Lecture du livre d'Isaïe 49, 14-15

Jérusalem disait : « Le Seigneur m'a abandonnée, le Seigneur m'a oubliée ». Est-ce qu'une femme peut oublier son petit enfant, ne pas chérir le fils de ses entrailles ? Même si elle pouvait l'oublier, moi, je ne t'oublierai pas. — Parole du Seigneur tout-puissant.

Lecture de la première lettre de saint Paul Apôtre aux Corinthiens 4, 1-5

Frères, il faut que l'on nous regarde seulement comme les serviteurs du Christ et les intendants des mystères de Dieu. Et ce que l'on demande aux intendants, c'est en somme de mériter confiance. Pour ma part, je me soucie fort peu de votre jugement sur moi, ou de celui que prononceraient les hommes ; d'ailleurs, je ne me juge même pas moi-même. Ma conscience ne me reproche rien, mais ce n'est pas pour cela que je suis juste : celui qui me juge, c'est le Seigneur. Alors, ne portez pas de jugement prématuré, mais attendez la venue du Seigneur, car il mettra en lumière ce qui est caché dans les ténèbres, et il fera paraître les intentions secrètes. Alors, la louange qui revient à chacun lui sera donnée par Dieu.

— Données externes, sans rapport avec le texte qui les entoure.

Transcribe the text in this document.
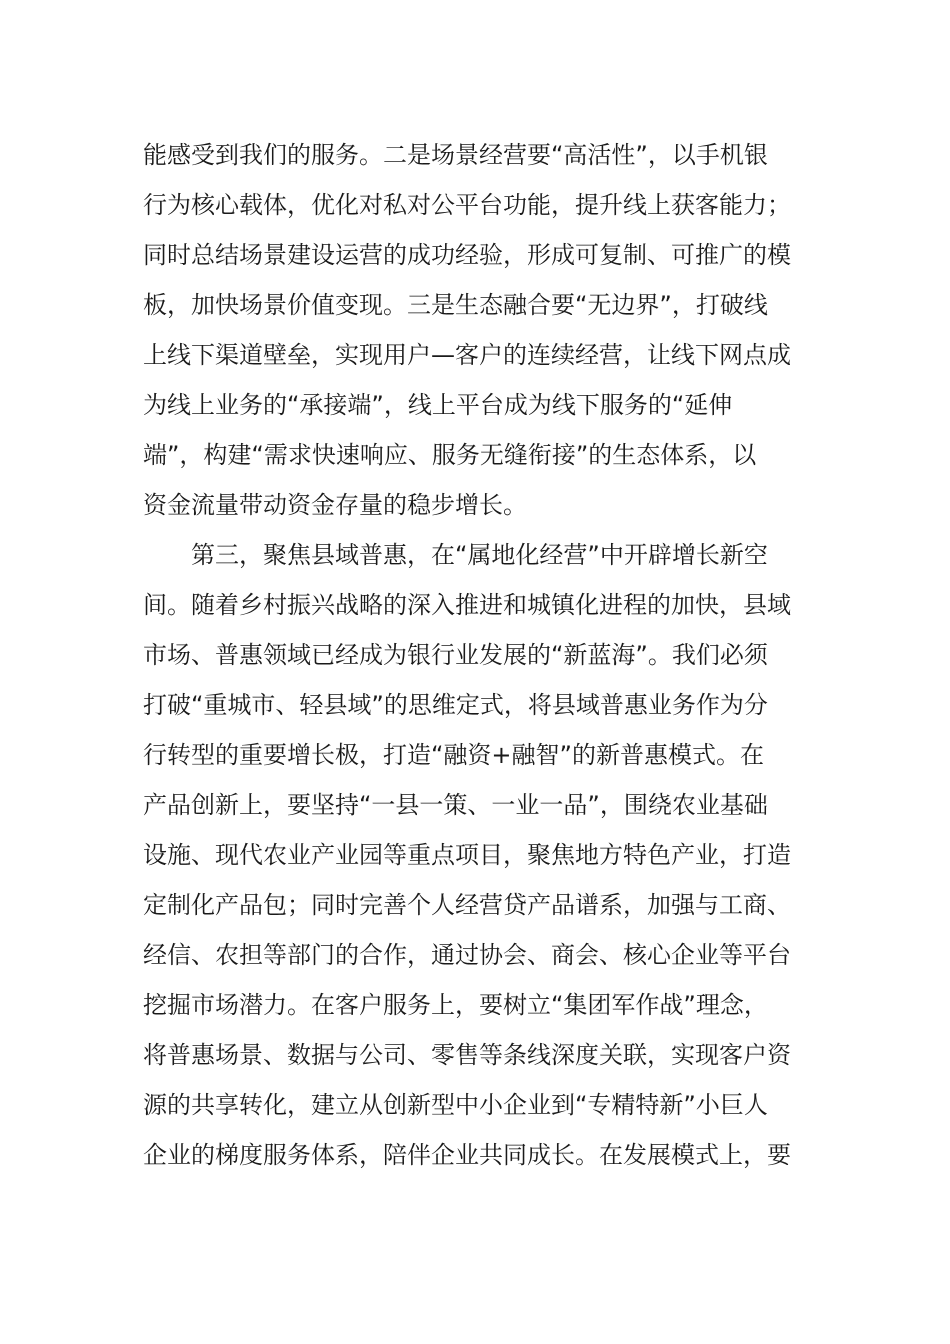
能感受到我们的服务。二是场景经营要“高活性”，以手机银
行为核心载体，优化对私对公平台功能，提升线上获客能力；
同时总结场景建设运营的成功经验，形成可复制、可推广的模
板，加快场景价值变现。三是生态融合要“无边界”，打破线
上线下渠道壁垒，实现用户—客户的连续经营，让线下网点成
为线上业务的“承接端”，线上平台成为线下服务的“延伸
端”，构建“需求快速响应、服务无缝衔接”的生态体系，以
资金流量带动资金存量的稳步增长。
　　第三，聚焦县域普惠，在“属地化经营”中开辟增长新空
间。随着乡村振兴战略的深入推进和城镇化进程的加快，县域
市场、普惠领域已经成为银行业发展的“新蓝海”。我们必须
打破“重城市、轻县域”的思维定式，将县域普惠业务作为分
行转型的重要增长极，打造“融资+融智”的新普惠模式。在
产品创新上，要坚持“一县一策、一业一品”，围绕农业基础
设施、现代农业产业园等重点项目，聚焦地方特色产业，打造
定制化产品包；同时完善个人经营贷产品谱系，加强与工商、
经信、农担等部门的合作，通过协会、商会、核心企业等平台
挖掘市场潜力。在客户服务上，要树立“集团军作战”理念，
将普惠场景、数据与公司、零售等条线深度关联，实现客户资
源的共享转化，建立从创新型中小企业到“专精特新”小巨人
企业的梯度服务体系，陪伴企业共同成长。在发展模式上，要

Évangile de Jésus Christ selon saint Matthieu 6, 24-34

Comme les disciples s'étaient rassemblés autour de Jésus, sur la montagne, il leur disait : « Aucun homme ne peut servir deux maîtres : ou bien il détestera l'un et aimera l'autre, ou bien il s'attachera à l'un et méprisera l'autre. Vous ne pouvez pas servir à la fois Dieu et l'Argent. C'est pourquoi je vous dis : Ne vous faites pas tant de souci pour votre vie, au sujet de la nourriture, ni pour votre corps, au sujet des vêtements. La vie ne vaut-elle pas plus que la nourriture, et le corps plus que les vêtements ? Regardez les oiseaux du ciel : ils ne font ni semailles ni moisson, ils ne font pas de réserves dans des greniers, et votre Père céleste les nourrit. Ne valez-vous pas beaucoup plus qu'eux ? D'ailleurs, qui d'entre vous, à force de souci, peut prolonger tant soit peu son existence ? Et au sujet des vêtements, pourquoi se faire tant de souci ? Observez comment poussent les lis des champs : ils ne travaillent pas, ils ne filent pas. Or je vous dis que Salomon lui-même, dans toute sa gloire, n'était pas habillé comme l'un d'eux. Si Dieu habille ainsi l'herbe des champs, qui est là aujourd'hui, et qui demain sera jetée au feu, ne fera-t-il pas bien davantage pour vous, hommes de peu de foi ? Ne vous faites donc pas tant de souci ; ne dites pas : 'Qu'allons-nous manger ?' ou bien : 'Qu'allons-nous boire ?' ou encore : 'Avec quoi nous habiller ?' Tout cela, les païens le recherchent. Mais votre Père céleste sait que vous en avez besoin. Cherchez d'abord son Royaume et sa justice, et tout cela vous sera donné par-dessus le marché. Ne vous faites pas tant de souci pour demain : demain se souciera de lui-même ; à chaque jour suffit sa peine ».

Homélie

Cette page d’Evangile est une de celles que nous avons le plus de mal à entendre. Nous l’écoutons avec le sentiment qu’elle colle plutôt mal à la réalité... alors que la vie chère, les fins de mois, la modeste retraite nous empêchent souvent de dormir – et que au même moment Jésus nous invite à vivre à la manière des oiseaux du ciel qui ne sèment ni ne moissonnent... Et pourtant, les premiers versets, si nous les regardons d’un peu plus près nous disent clairement la pensée de Jésus : « Vous ne pouvez servir à la fois Dieu et l’argent ».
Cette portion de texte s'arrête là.